CACHE, Okla._People from all over the country came together in Cache to celebrate and honor Quanah Parker's legacy.

He was the last chief of the Comanche people, who died in 1911. A number of first-timers from as far away as Arizona came to Cache to take part in the two-day reunion. And today, the family and visitors toured the Star House, the home of Quanah Parker.

The Star House sits in the remains of Eagle Park on the outskirts of Cache, and it helps tell the story of Quanah Parker. For his great granddaughter, the structure is a personal keepsake. She has been a part of the house's upkeep for most of her life. Constructed in 1890, the house was the center of Comanche culture drawing visitors from around the world in its heyday. And even thought the structure is deteriorating, his legacy lives on when you step inside.

"Everyone is welcome in this house, and I think that is why it feels so warm," said Ardith Parker-Liming.

She is the great granddaughter of Quanah Parker. Her grandfather was raised in Star House, and to this day she still feels the warmth of Parker's being when she walks through the door.

"There is just a warm feeling about it because he sat at that table at the end. He ruled the house, and respected all his wives. He was proud of all his children, and we still carry on that part, as far as my family goes," said Parker-Liming.

Quanah Parker began a legacy that has spread from one generation to the next within the walls of his home.

"He taught his children all the way down to us, and set a good example," said Parker-Liming.

She said that Quanah Parker was never willing to settle. He believed there were always greater things to achieve in the future.

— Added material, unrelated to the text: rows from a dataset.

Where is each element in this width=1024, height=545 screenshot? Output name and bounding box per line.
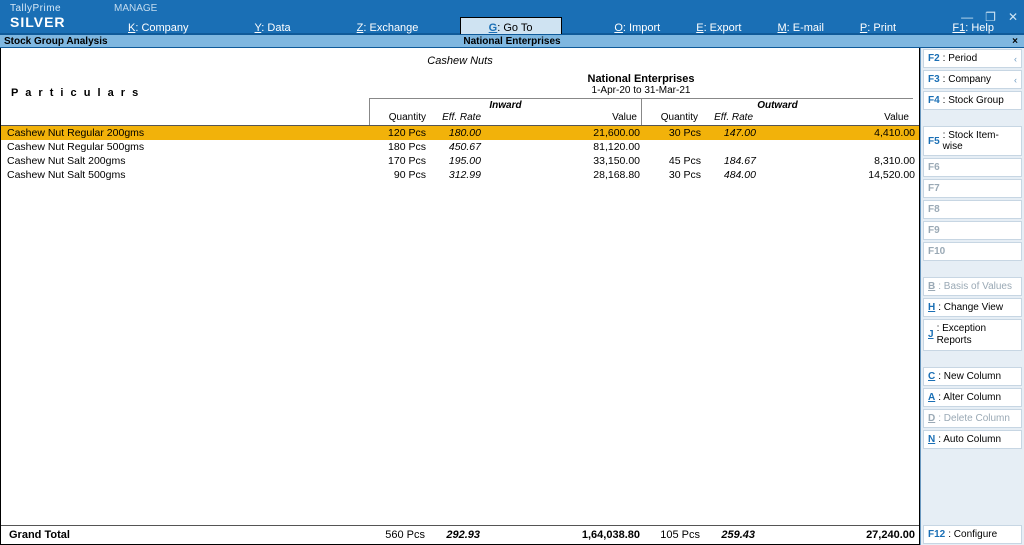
company-heading: National Enterprises (369, 73, 913, 85)
side-new-column[interactable]: C: New Column (923, 367, 1022, 386)
side-panel: F2: Period‹ F3: Company‹ F4: Stock Group… (920, 48, 1024, 545)
side-auto-column[interactable]: N: Auto Column (923, 430, 1022, 449)
side-f8: F8 (923, 200, 1022, 219)
brand-block: TallyPrime SILVER (0, 0, 110, 33)
manage-label: MANAGE (110, 0, 157, 14)
chevron-left-icon: ‹ (1014, 54, 1017, 64)
table-row[interactable]: Cashew Nut Salt 500gms 90 Pcs312.9928,16… (1, 168, 919, 182)
item-name: Cashew Nut Salt 200gms (1, 154, 369, 168)
table-row[interactable]: Cashew Nut Regular 500gms 180 Pcs450.678… (1, 140, 919, 154)
col-val: Value (485, 112, 641, 123)
grand-total-label: Grand Total (1, 529, 369, 541)
subheader-close-icon[interactable]: × (1012, 36, 1020, 47)
side-configure[interactable]: F12: Configure (923, 525, 1022, 544)
particulars-heading: P a r t i c u l a r s (7, 73, 369, 125)
side-basis-values: B: Basis of Values (923, 277, 1022, 296)
col-qty: Quantity (370, 112, 430, 123)
col-qty: Quantity (642, 112, 702, 123)
side-stock-item-wise[interactable]: F5: Stock Item-wise (923, 126, 1022, 156)
col-rate: Eff. Rate (702, 112, 757, 123)
main-area: Cashew Nuts P a r t i c u l a r s Nation… (0, 48, 1024, 545)
item-name: Cashew Nut Salt 500gms (1, 168, 369, 182)
data-rows: Cashew Nut Regular 200gms 120 Pcs180.002… (1, 126, 919, 525)
side-company[interactable]: F3: Company‹ (923, 70, 1022, 89)
brand-top: TallyPrime (10, 3, 100, 14)
subheader-left: Stock Group Analysis (4, 36, 108, 47)
side-f6: F6 (923, 158, 1022, 177)
report-header: Cashew Nuts P a r t i c u l a r s Nation… (1, 48, 919, 125)
chevron-left-icon: ‹ (1014, 75, 1017, 85)
col-rate: Eff. Rate (430, 112, 485, 123)
side-f7: F7 (923, 179, 1022, 198)
table-row[interactable]: Cashew Nut Salt 200gms 170 Pcs195.0033,1… (1, 154, 919, 168)
inward-column-group: Inward Quantity Eff. Rate Value (369, 99, 641, 125)
table-row[interactable]: Cashew Nut Regular 200gms 120 Pcs180.002… (1, 126, 919, 140)
stock-group-name: Cashew Nuts (7, 52, 913, 73)
side-period[interactable]: F2: Period‹ (923, 49, 1022, 68)
item-name: Cashew Nut Regular 200gms (1, 126, 369, 140)
side-f9: F9 (923, 221, 1022, 240)
side-f10: F10 (923, 242, 1022, 261)
side-change-view[interactable]: H: Change View (923, 298, 1022, 317)
side-delete-column: D: Delete Column (923, 409, 1022, 428)
sub-header: Stock Group Analysis National Enterprise… (0, 34, 1024, 48)
grand-total-row: Grand Total 560 Pcs292.931,64,038.80 105… (1, 525, 919, 544)
inward-title: Inward (370, 99, 641, 112)
item-name: Cashew Nut Regular 500gms (1, 140, 369, 154)
subheader-center: National Enterprises (463, 36, 560, 47)
side-stock-group[interactable]: F4: Stock Group (923, 91, 1022, 110)
brand-bottom: SILVER (10, 14, 100, 30)
outward-title: Outward (642, 99, 913, 112)
report-panel: Cashew Nuts P a r t i c u l a r s Nation… (0, 48, 920, 545)
side-alter-column[interactable]: A: Alter Column (923, 388, 1022, 407)
period-heading: 1-Apr-20 to 31-Mar-21 (369, 85, 913, 98)
outward-column-group: Outward Quantity Eff. Rate Value (641, 99, 913, 125)
side-exception-reports[interactable]: J: Exception Reports (923, 319, 1022, 351)
col-val: Value (757, 112, 913, 123)
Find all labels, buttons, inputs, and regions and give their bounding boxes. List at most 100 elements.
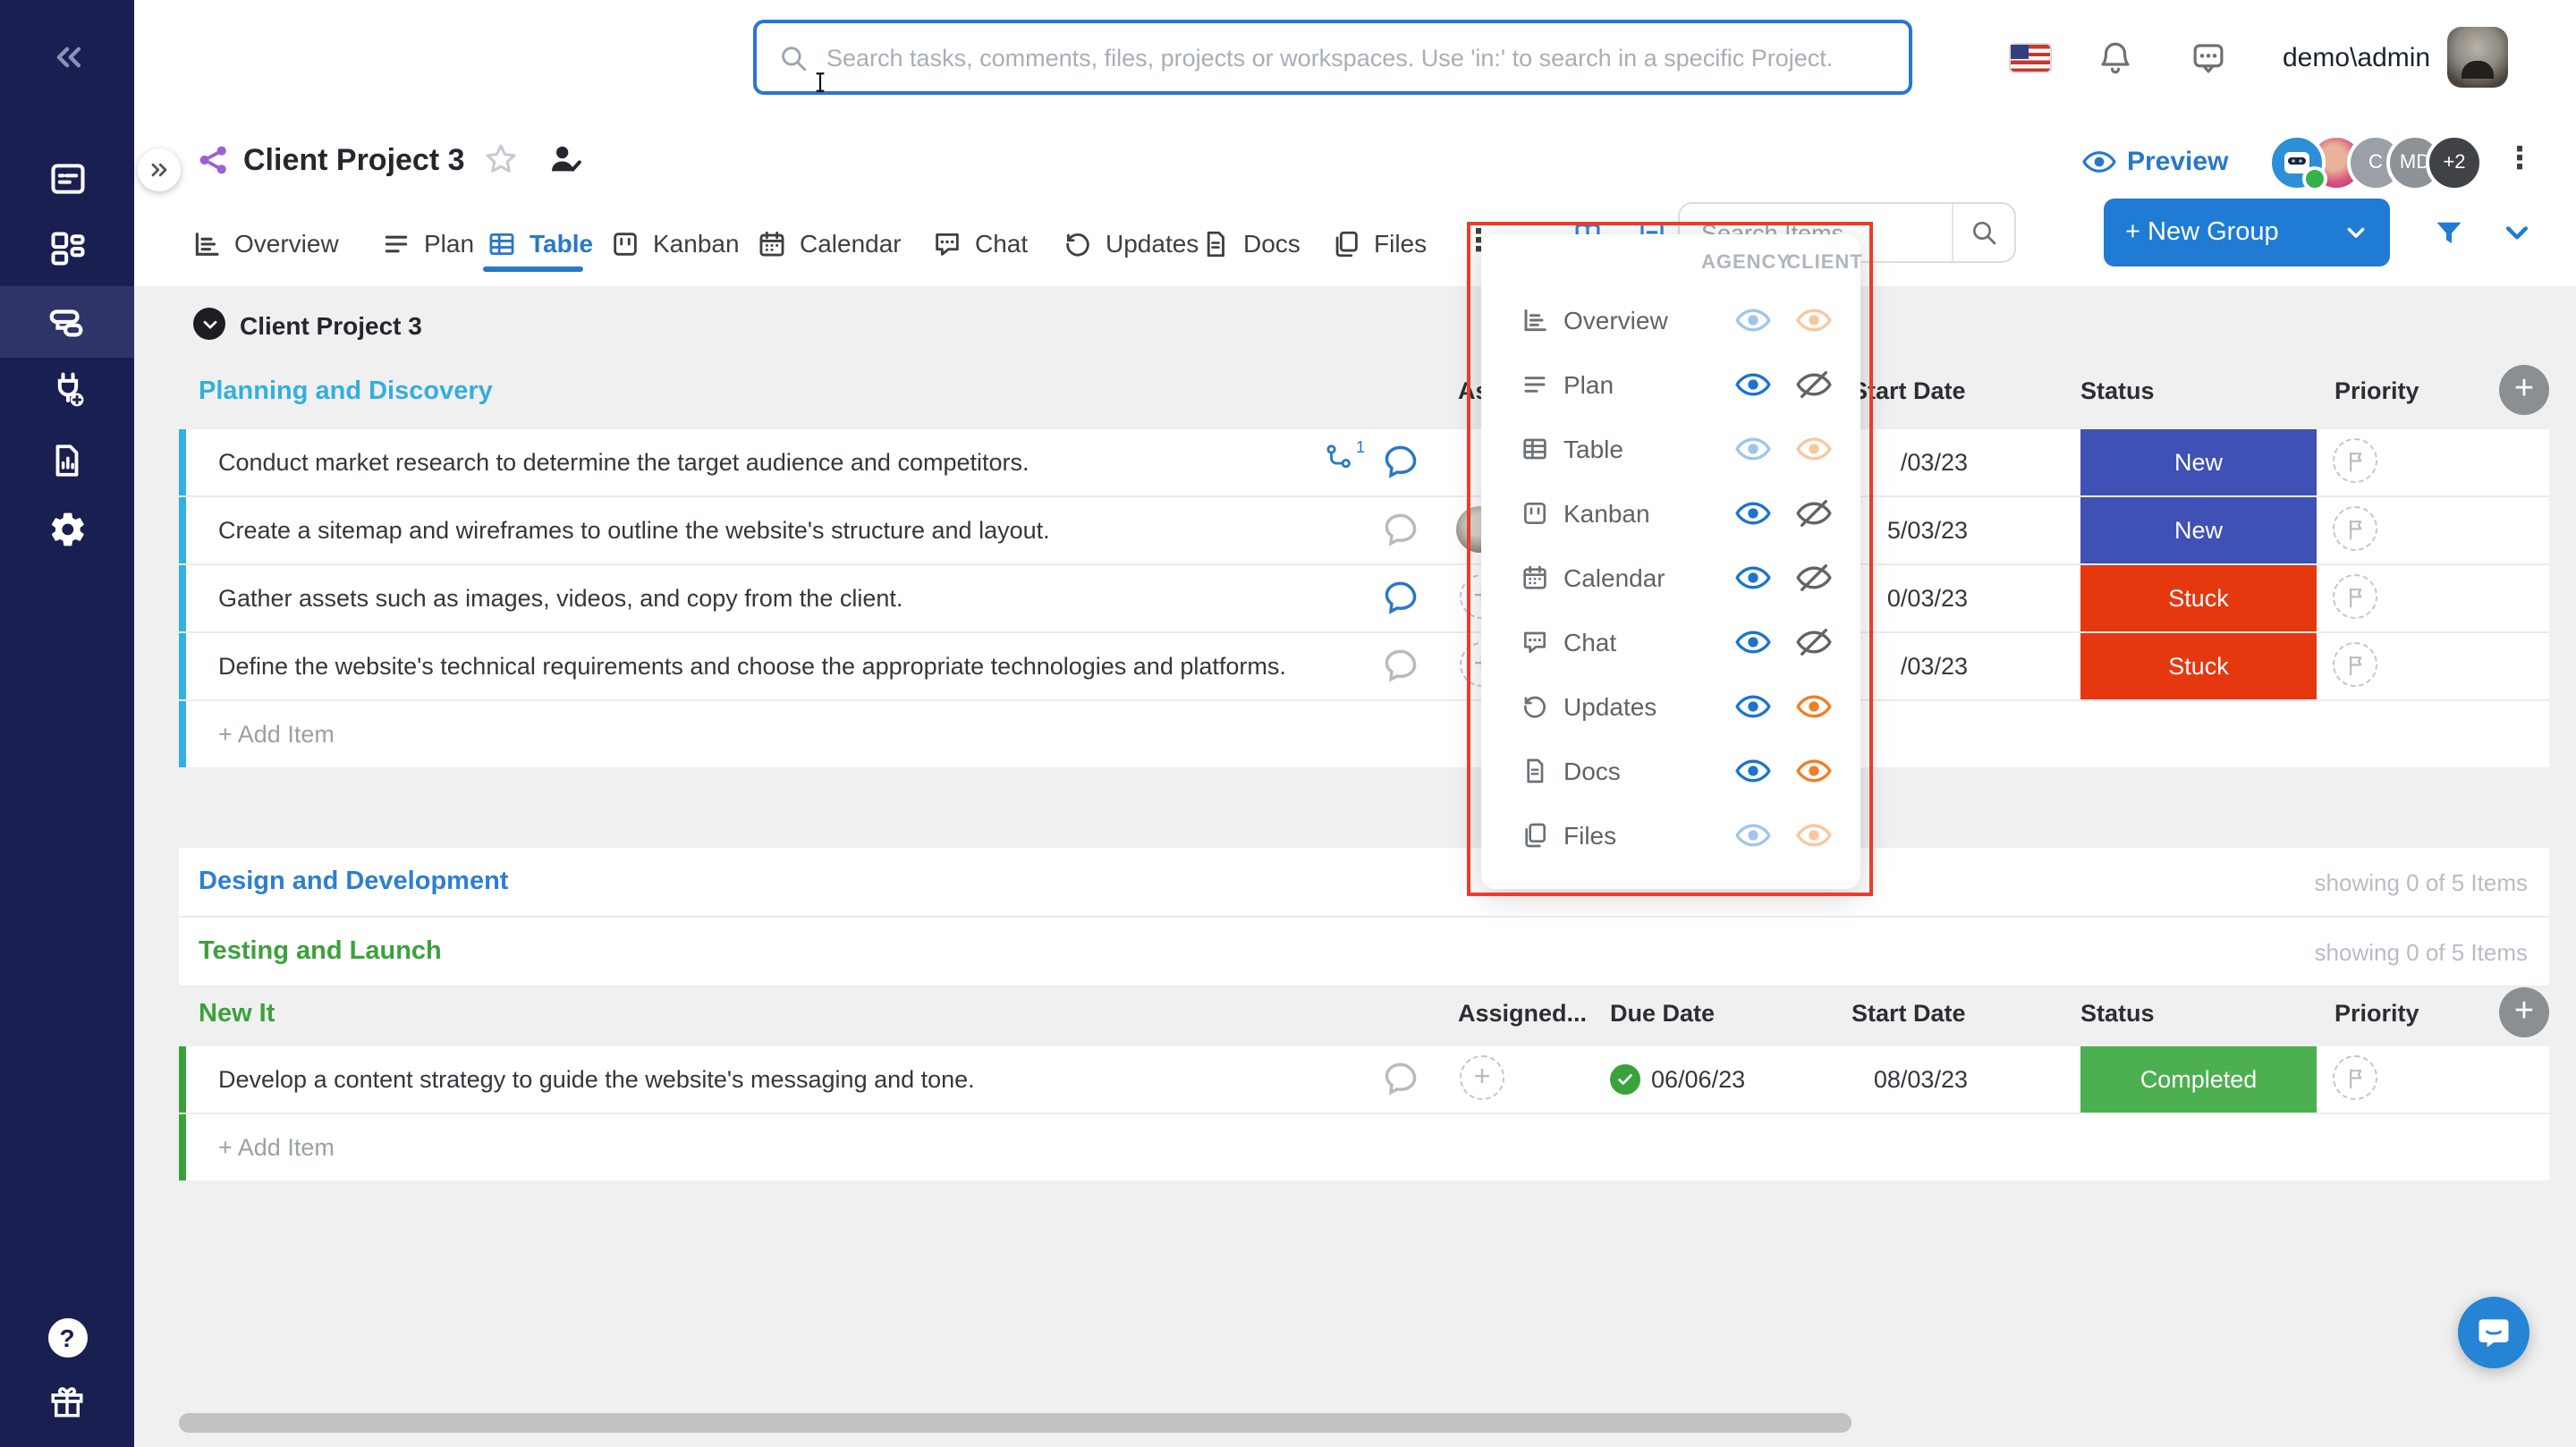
tab-overview[interactable]: Overview [191, 215, 339, 272]
table-row[interactable]: Conduct market research to determine the… [179, 429, 2549, 497]
priority-flag-icon[interactable] [2333, 1055, 2377, 1100]
agency-eye-toggle[interactable] [1735, 560, 1771, 596]
task-text[interactable]: Conduct market research to determine the… [218, 429, 1030, 495]
start-date[interactable]: 08/03/23 [1753, 1046, 1968, 1113]
comment-icon[interactable] [1381, 442, 1420, 481]
expand-panel-button[interactable] [138, 148, 181, 191]
sidebar-item-projects[interactable] [0, 286, 134, 354]
tab-docs[interactable]: Docs [1200, 215, 1301, 272]
client-eye-toggle[interactable] [1796, 817, 1832, 853]
add-item-row[interactable]: + Add Item [179, 1114, 2549, 1180]
sidebar-item-power-ups[interactable] [0, 356, 134, 424]
add-column-button[interactable]: + [2499, 987, 2549, 1037]
tab-plan[interactable]: Plan [381, 215, 474, 272]
tab-kanban[interactable]: Kanban [610, 215, 740, 272]
priority-flag-icon[interactable] [2333, 438, 2377, 483]
group-row-testing[interactable]: Testing and Launch showing 0 of 5 Items [179, 918, 2549, 987]
column-header-priority[interactable]: Priority [2334, 1000, 2419, 1027]
table-row[interactable]: Gather assets such as images, videos, an… [179, 565, 2549, 633]
comment-icon[interactable] [1381, 578, 1420, 617]
client-eye-toggle[interactable] [1796, 689, 1832, 724]
horizontal-scrollbar[interactable] [179, 1413, 1852, 1433]
priority-flag-icon[interactable] [2333, 574, 2377, 619]
client-eye-toggle[interactable] [1796, 431, 1832, 467]
sidebar-item-settings[interactable] [0, 495, 134, 563]
sidebar-whats-new-icon[interactable] [0, 1367, 134, 1434]
agency-eye-toggle[interactable] [1735, 817, 1771, 853]
notifications-bell-icon[interactable] [2097, 39, 2134, 77]
preview-button[interactable]: Preview [2082, 145, 2228, 179]
agency-eye-toggle[interactable] [1735, 753, 1771, 789]
client-eye-toggle[interactable] [1796, 495, 1832, 531]
status-badge[interactable]: Completed [2080, 1046, 2317, 1113]
client-eye-toggle[interactable] [1796, 753, 1832, 789]
comment-icon[interactable] [1381, 1059, 1420, 1098]
person-check-icon[interactable] [547, 141, 583, 177]
language-flag-icon[interactable] [2011, 45, 2050, 72]
sidebar-collapse-icon[interactable] [0, 23, 134, 91]
task-text[interactable]: Create a sitemap and wireframes to outli… [218, 497, 1050, 563]
agency-eye-toggle[interactable] [1735, 624, 1771, 660]
global-search-input[interactable] [823, 42, 1887, 72]
column-header-status[interactable]: Status [2080, 377, 2155, 404]
tab-table[interactable]: Table [487, 215, 593, 272]
column-header-due[interactable]: Due Date [1610, 1000, 1715, 1027]
group-row-design[interactable]: Design and Development showing 0 of 5 It… [179, 848, 2549, 918]
status-badge[interactable]: Stuck [2080, 633, 2317, 699]
task-text[interactable]: Gather assets such as images, videos, an… [218, 565, 902, 631]
tab-chat[interactable]: Chat [932, 215, 1028, 272]
member-avatars[interactable]: C MD +2 [2268, 134, 2483, 191]
task-text[interactable]: Develop a content strategy to guide the … [218, 1046, 975, 1113]
section-collapse-icon[interactable] [193, 308, 225, 340]
search-items-icon[interactable] [1952, 204, 2014, 261]
group-title-planning[interactable]: Planning and Discovery [199, 377, 493, 406]
agency-eye-toggle[interactable] [1735, 689, 1771, 724]
status-badge[interactable]: New [2080, 429, 2317, 495]
assign-user-icon[interactable]: + [1460, 1055, 1504, 1100]
add-item-row[interactable]: + Add Item [179, 701, 2549, 767]
status-badge[interactable]: New [2080, 497, 2317, 563]
feedback-chat-icon[interactable] [2190, 39, 2227, 77]
agency-eye-toggle[interactable] [1735, 431, 1771, 467]
due-date[interactable]: 06/06/23 [1610, 1046, 1745, 1113]
more-members-badge[interactable]: +2 [2426, 134, 2483, 191]
add-column-button[interactable]: + [2499, 365, 2549, 415]
sidebar-item-reports[interactable] [0, 426, 134, 494]
status-badge[interactable]: Stuck [2080, 565, 2317, 631]
user-avatar[interactable] [2447, 27, 2508, 88]
filter-icon[interactable] [2433, 216, 2465, 249]
header-kebab-menu[interactable]: ⋮ [2504, 141, 2535, 177]
client-eye-toggle[interactable] [1796, 560, 1832, 596]
sidebar-item-dashboards[interactable] [0, 215, 134, 283]
column-header-status[interactable]: Status [2080, 1000, 2155, 1027]
new-group-button[interactable]: + New Group [2104, 199, 2390, 267]
tab-calendar[interactable]: Calendar [757, 215, 902, 272]
subtask-icon[interactable]: 1 [1324, 442, 1365, 472]
tab-files[interactable]: Files [1331, 215, 1427, 272]
bot-avatar[interactable] [2268, 134, 2326, 191]
agency-eye-toggle[interactable] [1735, 302, 1771, 338]
star-icon[interactable] [483, 141, 519, 177]
comment-icon[interactable] [1381, 510, 1420, 549]
priority-flag-icon[interactable] [2333, 642, 2377, 687]
column-header-priority[interactable]: Priority [2334, 377, 2419, 404]
task-text[interactable]: Define the website's technical requireme… [218, 633, 1286, 699]
table-row[interactable]: Develop a content strategy to guide the … [179, 1046, 2549, 1114]
column-header-start[interactable]: Start Date [1852, 1000, 1966, 1027]
comment-icon[interactable] [1381, 646, 1420, 685]
client-eye-toggle[interactable] [1796, 367, 1832, 402]
client-eye-toggle[interactable] [1796, 302, 1832, 338]
table-row[interactable]: Define the website's technical requireme… [179, 633, 2549, 701]
tab-updates[interactable]: Updates [1063, 215, 1199, 272]
collapse-all-chevron-icon[interactable] [2501, 216, 2533, 249]
client-eye-toggle[interactable] [1796, 624, 1832, 660]
agency-eye-toggle[interactable] [1735, 367, 1771, 402]
global-search[interactable] [753, 20, 1912, 95]
support-chat-button[interactable] [2458, 1297, 2529, 1368]
sidebar-item-agenda[interactable] [0, 145, 134, 213]
agency-eye-toggle[interactable] [1735, 495, 1771, 531]
priority-flag-icon[interactable] [2333, 506, 2377, 551]
column-header-start[interactable]: Start Date [1852, 377, 1966, 404]
table-row[interactable]: Create a sitemap and wireframes to outli… [179, 497, 2549, 565]
group-title-new-it[interactable]: New It [199, 1000, 275, 1028]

"He was always looked ahead, and knew that there was another door that would open," said Parker-Liming.

That is why this annual reunion is so important. On a simple tour through the house, people of all ages can learn Quanah Parker's story-- a story of a man his descendants say never abandoned where he came from.

"He never forgot his tradition. He wanted to learn the white man's ways, as well as he did his own. So that tells us that we can all get along and keep our traditions and culture. And also learn someone else's ways," said Parker-Liming.

The Star House is available for public tours throughout the year from The Trading Post in Cache.

Quanah Parker Family Reunion events continue Saturday morning with a cedar memorial ceremony at Parker's burial site at the Fort Sill Cemetery at 10 a.m. and a powwow Saturday at 7 p.m. at the Cache Multipurpose Building.